Uwe Gerd Liebert (* 10. Oktober 1954 in Düsseldorf) ist ein deutscher Mediziner, Virologe und Hochschullehrer. Liebert war von 1995 bis 2020 Direktor des Instituts für Virologie der Universität Leipzig.

Leben

Uwe Gerd Liebert studierte Humanmedizin, Germanistik und Philosophie an der Heinrich-Heine-Universität Düsseldorf, an der Medical School der University of Manchester und an der Cornell University, School of Medicine, in New York. Von 1974 bis 1980 war er Stipendiat der Studienstiftung des deutschen Volkes, von 1983 bis 1984 gab ihm die Deutsche Forschungsgemeinschaft ein Stipendium.
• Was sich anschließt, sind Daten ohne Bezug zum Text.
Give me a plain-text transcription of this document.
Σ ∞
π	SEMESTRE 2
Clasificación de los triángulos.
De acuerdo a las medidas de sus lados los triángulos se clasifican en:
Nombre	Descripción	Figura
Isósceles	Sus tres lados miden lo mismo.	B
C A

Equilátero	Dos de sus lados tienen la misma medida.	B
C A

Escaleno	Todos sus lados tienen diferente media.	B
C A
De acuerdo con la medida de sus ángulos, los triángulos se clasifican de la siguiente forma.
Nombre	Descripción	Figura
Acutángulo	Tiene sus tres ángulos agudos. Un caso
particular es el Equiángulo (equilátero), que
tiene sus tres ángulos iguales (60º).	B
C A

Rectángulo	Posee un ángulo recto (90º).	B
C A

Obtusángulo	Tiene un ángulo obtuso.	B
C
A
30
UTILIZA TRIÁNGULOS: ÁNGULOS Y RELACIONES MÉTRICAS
Von 1985 bis 1986 leistete Liebert seinen Zivildienst in einem Krankenhaus in Würzburg.

Nach der Approbation 1980 war er bis 1984 am Neuropathologischen Institut und der Neurologischen Universitätsklinik sowie an der Queen’s University Belfast (Nordirland) tätig. 1982 erfolgte die Promotion mit der Schrift Über die Wirkungen von Dihydro-Ergotamin auf das arterielle und das venöse System des grossen Kreislaufs, Untersuchungen an narkotisierten Hunden in vollständigem kardio-pulmonalem Bypass. Von 1986 bis 1995 arbeitete er am Institut für Virologie und Immunbiologie der Universität Würzburg. 1991 habilitierte er sich. Von 1995 bis 2020 war Uwe Gerd Liebert der Direktor des Instituts für Virologie der Universität Leipzig.[1]

Im Frühjahr 2020 äußerte er sich zur COVID-19-Pandemie.[2][3][4]

Privates

Uwe Gerd Liebert war von 1986 bis 1995 Mitglied des Kirchenvorstandes der Johanniskirche in Würzburg, von 1997 bis 2014 Mitglied des Kirchenvorstandes der Kirche Panitzsch. Liebert war Mitglied der 27. Evangelisch-Lutherischen Landessynode Sachsens.[5] Liebert lebt bei Leipzig.